On May 6, 1937, the German airship LZ129 Hindenburg caught fire during its landing in Manchester Township, New Jersey, killing 36 people out of 97 total on board after departing from Frankfurt, Germany two days prior.
The Hindenburg was 803.8 feet long and weighed approximately 242 tons. It's metal frame was filled with hydrogen, which was vented as the dirigible descended. It contained sleeping quarters, a dining area, a library and a lounge, and was able to cruise along at just over 80 miles per hour.
Once the Hindenburg caught fire, it rapidly spread throughout the dirigible's gas cells until it was destroyed. The disaster at Naval Air Station Lakehurst, which was spectacularly caught on camera, marked the end of the rigid airship era of travel.
While the newsreel footage was shot by Pathé News, Movietone News, Hearst News of the Day, and Paramount News - perhaps the most famous audio broadcast of the disaster was Herbert Morrison's live radio report for WLS Chicago.
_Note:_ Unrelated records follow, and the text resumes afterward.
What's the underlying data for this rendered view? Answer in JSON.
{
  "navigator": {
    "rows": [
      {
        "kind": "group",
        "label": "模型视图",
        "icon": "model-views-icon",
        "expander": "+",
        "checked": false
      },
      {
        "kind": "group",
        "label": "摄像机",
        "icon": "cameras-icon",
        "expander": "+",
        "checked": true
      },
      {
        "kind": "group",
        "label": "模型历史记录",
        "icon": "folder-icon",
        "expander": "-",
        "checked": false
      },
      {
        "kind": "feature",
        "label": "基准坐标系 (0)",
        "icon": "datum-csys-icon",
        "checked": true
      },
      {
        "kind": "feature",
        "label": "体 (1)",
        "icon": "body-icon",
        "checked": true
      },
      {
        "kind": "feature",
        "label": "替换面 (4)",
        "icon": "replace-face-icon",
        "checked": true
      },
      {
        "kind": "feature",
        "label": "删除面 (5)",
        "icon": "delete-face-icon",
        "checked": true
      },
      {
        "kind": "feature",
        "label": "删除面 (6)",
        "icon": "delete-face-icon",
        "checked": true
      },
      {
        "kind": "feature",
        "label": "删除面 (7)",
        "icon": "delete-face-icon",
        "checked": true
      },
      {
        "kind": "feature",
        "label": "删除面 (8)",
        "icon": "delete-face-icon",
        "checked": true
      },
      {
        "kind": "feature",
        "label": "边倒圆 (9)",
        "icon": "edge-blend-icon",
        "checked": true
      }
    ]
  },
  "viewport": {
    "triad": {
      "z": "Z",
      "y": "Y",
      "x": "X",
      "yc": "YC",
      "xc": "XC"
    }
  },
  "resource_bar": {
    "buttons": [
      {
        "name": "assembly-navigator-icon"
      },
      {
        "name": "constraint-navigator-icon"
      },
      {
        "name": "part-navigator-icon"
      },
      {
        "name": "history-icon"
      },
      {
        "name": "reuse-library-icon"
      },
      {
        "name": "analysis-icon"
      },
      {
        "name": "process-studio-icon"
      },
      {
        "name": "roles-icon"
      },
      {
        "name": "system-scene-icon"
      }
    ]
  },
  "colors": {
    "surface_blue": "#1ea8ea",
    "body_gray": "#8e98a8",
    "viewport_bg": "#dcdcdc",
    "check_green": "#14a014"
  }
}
In Germany, media coverage of the disaster was suppressed - while newsreel footage was not released in the country until after World War II.
What brought it down?
At the time of the catastrophe, the two most common theories as to what caused the fire were sabotage or a lightning strike as the dirigible vented gas upon approach. Hugo Eckener - former head of the Zeppelin Company, came to believe that static discharge was the cause.
Max Pruss, who commanded the Hindenburg throughout most of the airship's career, told Columbia University in 1960 that it was likely sabotage - as early dirigible travel was safe, and they were frequently struck by lightning along the popular route between Germany and South America.
There's an entire game of Clue's worth of suspects who were onboard the Hindenburg before the crash - ranging from a German acrobat, to crew members, to a theory that Adolf Hitler himself gave the order.